MOST of the code that renders numbers uses the DisplayContext (via the to_string() methods) to convert the numbers into strings, such as the web interface and explicit text reports. But NOT ALL... there's a bit of HISTORY here... the SQL shell uses some old special-purpose code (https://bitbucket.org/blais/beancount/src/c349150908078720c7e5ee6bfda644b51ac9543e/src/python/beancount/query/query_render.py?at=default&fileviewer=file-view-default#query_render.py-166) to render numbers that I never bothered to convert to the DisplayContext class. There's a TODO item here:https://bitbucket.org/blais/beancount/src/c349150908078720c7e5ee6bfda644b51ac9543e/TODO?at=default&fileviewer=file-view-default#TODO-312. It needs to get converted at some point, but I've neglected doing this so far because I have much bigger plans for the SQL query engine that involve a full rewrite of it with many improvements and I figured I'd do that then. If you recall, the SQL query engine was a prototype, and actually it works, but it is not well covered by unit tests. My purpose with it was to discover through usage what would be useful and to then write a v2 of it that would be much better.

Now, about that PRINT command... this is not intended as a reporting tool. The printer's purpose is to print input that accurately represents the content of the transactions. In order to do this, it needs to render the numbers at their "natural" precision, so that when they get read back in, they parse into the very same number, that is, with the same number of digits (even if zeros). For this reason, the PRINT command does not attempt to render using the DisplayContext instance derived from the input file - this is on purpose. I could change that, but then round-trip would break: the rounding resulting from formatting using the display context may output transactions which don't balance anymore.

As you can see, it's not an obvious topic... Hopefully this should allow you to understand what comes out of Beancount in terms of the precision of the numbers it renders.

Note: "default_tolerances" has been renamed to "inferred_tolerance_default" recently because the name was too general and confusing. Old name will work but generate a warning.

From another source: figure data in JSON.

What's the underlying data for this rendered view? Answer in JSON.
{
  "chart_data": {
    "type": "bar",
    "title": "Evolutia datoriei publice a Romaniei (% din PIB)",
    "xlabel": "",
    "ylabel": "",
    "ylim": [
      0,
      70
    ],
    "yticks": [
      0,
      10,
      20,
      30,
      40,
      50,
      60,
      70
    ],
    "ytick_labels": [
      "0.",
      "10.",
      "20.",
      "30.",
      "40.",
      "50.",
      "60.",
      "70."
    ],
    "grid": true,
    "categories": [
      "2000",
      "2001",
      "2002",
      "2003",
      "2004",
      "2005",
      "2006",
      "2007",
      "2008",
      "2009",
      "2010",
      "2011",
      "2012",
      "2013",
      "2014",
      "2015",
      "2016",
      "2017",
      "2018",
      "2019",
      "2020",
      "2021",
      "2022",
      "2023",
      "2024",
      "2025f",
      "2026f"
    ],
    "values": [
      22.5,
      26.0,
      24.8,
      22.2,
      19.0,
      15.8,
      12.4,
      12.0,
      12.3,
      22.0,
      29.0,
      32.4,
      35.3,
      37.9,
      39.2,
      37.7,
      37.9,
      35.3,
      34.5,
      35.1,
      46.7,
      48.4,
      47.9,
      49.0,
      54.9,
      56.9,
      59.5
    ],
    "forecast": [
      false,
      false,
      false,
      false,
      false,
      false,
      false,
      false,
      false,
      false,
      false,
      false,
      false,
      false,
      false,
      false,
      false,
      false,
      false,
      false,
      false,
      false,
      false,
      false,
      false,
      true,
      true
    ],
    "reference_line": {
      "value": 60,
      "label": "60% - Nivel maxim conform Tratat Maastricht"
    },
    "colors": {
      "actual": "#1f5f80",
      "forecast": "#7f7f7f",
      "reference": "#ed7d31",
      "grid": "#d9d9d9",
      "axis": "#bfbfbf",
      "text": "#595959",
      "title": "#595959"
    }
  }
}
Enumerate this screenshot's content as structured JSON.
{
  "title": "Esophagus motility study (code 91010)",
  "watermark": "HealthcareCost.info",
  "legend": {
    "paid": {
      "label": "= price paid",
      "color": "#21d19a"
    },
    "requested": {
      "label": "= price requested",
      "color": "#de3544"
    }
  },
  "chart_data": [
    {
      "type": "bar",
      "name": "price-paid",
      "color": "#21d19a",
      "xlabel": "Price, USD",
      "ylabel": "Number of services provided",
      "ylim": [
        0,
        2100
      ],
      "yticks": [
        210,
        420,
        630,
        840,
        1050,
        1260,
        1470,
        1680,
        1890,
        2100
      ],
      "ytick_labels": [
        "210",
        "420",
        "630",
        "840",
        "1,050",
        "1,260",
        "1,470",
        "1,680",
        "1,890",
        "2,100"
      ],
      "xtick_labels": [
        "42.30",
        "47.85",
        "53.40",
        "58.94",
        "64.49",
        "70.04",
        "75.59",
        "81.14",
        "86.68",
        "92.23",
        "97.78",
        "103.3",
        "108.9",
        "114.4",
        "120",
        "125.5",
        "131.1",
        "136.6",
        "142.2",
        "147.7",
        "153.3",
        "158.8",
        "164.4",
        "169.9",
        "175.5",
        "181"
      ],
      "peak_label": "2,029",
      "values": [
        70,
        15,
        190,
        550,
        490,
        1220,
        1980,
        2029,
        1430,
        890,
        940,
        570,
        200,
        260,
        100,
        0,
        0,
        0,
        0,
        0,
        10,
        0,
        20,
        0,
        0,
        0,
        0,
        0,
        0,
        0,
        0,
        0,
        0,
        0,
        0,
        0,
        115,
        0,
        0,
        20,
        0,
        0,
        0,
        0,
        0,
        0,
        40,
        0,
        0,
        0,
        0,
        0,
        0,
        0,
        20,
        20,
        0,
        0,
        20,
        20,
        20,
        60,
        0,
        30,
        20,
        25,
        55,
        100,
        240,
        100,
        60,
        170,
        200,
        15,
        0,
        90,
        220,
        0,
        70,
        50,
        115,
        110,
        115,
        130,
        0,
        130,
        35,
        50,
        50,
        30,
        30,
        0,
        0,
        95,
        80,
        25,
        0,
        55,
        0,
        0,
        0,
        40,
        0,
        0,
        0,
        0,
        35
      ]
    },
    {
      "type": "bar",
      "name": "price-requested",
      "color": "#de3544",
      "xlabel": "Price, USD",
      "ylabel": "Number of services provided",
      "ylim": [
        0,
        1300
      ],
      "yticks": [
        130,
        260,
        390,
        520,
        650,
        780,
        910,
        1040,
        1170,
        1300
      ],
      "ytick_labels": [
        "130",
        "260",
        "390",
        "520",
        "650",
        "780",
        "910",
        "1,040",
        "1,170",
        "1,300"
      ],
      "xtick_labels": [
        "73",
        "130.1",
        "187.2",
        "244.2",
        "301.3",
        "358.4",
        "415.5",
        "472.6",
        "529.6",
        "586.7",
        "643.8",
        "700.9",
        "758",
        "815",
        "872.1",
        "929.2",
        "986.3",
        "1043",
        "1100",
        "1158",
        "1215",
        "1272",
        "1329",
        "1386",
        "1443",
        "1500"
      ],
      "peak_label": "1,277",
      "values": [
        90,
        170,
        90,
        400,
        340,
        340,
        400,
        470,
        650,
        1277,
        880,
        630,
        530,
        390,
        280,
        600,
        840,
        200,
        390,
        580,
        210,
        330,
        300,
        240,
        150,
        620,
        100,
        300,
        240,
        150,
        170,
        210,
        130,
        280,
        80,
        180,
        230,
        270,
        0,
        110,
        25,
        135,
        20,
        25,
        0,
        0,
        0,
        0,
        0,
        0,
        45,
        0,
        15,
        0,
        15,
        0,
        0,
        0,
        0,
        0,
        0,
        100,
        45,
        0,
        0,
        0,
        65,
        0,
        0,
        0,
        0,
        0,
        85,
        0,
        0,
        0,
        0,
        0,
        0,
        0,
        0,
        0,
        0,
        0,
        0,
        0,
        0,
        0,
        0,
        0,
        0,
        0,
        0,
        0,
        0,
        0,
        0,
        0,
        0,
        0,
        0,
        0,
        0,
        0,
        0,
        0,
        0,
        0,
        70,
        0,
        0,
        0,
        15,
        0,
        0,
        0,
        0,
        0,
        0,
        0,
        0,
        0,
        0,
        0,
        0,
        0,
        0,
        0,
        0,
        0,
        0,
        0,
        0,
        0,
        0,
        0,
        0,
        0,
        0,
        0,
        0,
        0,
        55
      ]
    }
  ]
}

I just noticed from your comments and some grepping around that the "render_commas" option is not used anymore. I'm not sure how that happened, but I'll go ad fix that right away and set the default value of the DisplayContext derived from the input.

I should probably also convert the SQL shell rendering to use the display context regardless of future plans, so that it renders consistently with all the rest. Not sure I can do that this weekend, but I'll log a ticket.

https://bitbucket.org/blais/beancount/issues/105/context-the-query-rendering-routines-to

I hope this helps. You're welcome to ask questions if the above isn't clear. I'm sorry if this isn't entirely obvious... there's been a fair bit of history there and there's a lot of code. I should review the naming of options, I think the tolerance options all have "tolerance" in their name, but there aren't options to override the rendering and when I add them they should all have a common name as well.

Further Reading

What Every Computer Scientist Should Know About Floating-Point Arithmetic


  1. This stands in contrast to Ledger which attempts to infer the precision based on other transactions recently parsed in the file, in file order. This has the unfortunate effect of creating “cross-talk” between the transactions in terms of what precision can be used. 

  2. Note that due to the way Beancount represents numbers internally, it is also not able to distinguish between “230” and “230.”; these parse into the same representation for Beancount. Therefore, we are not able to use that distinction in the input to support a precision of 0.5.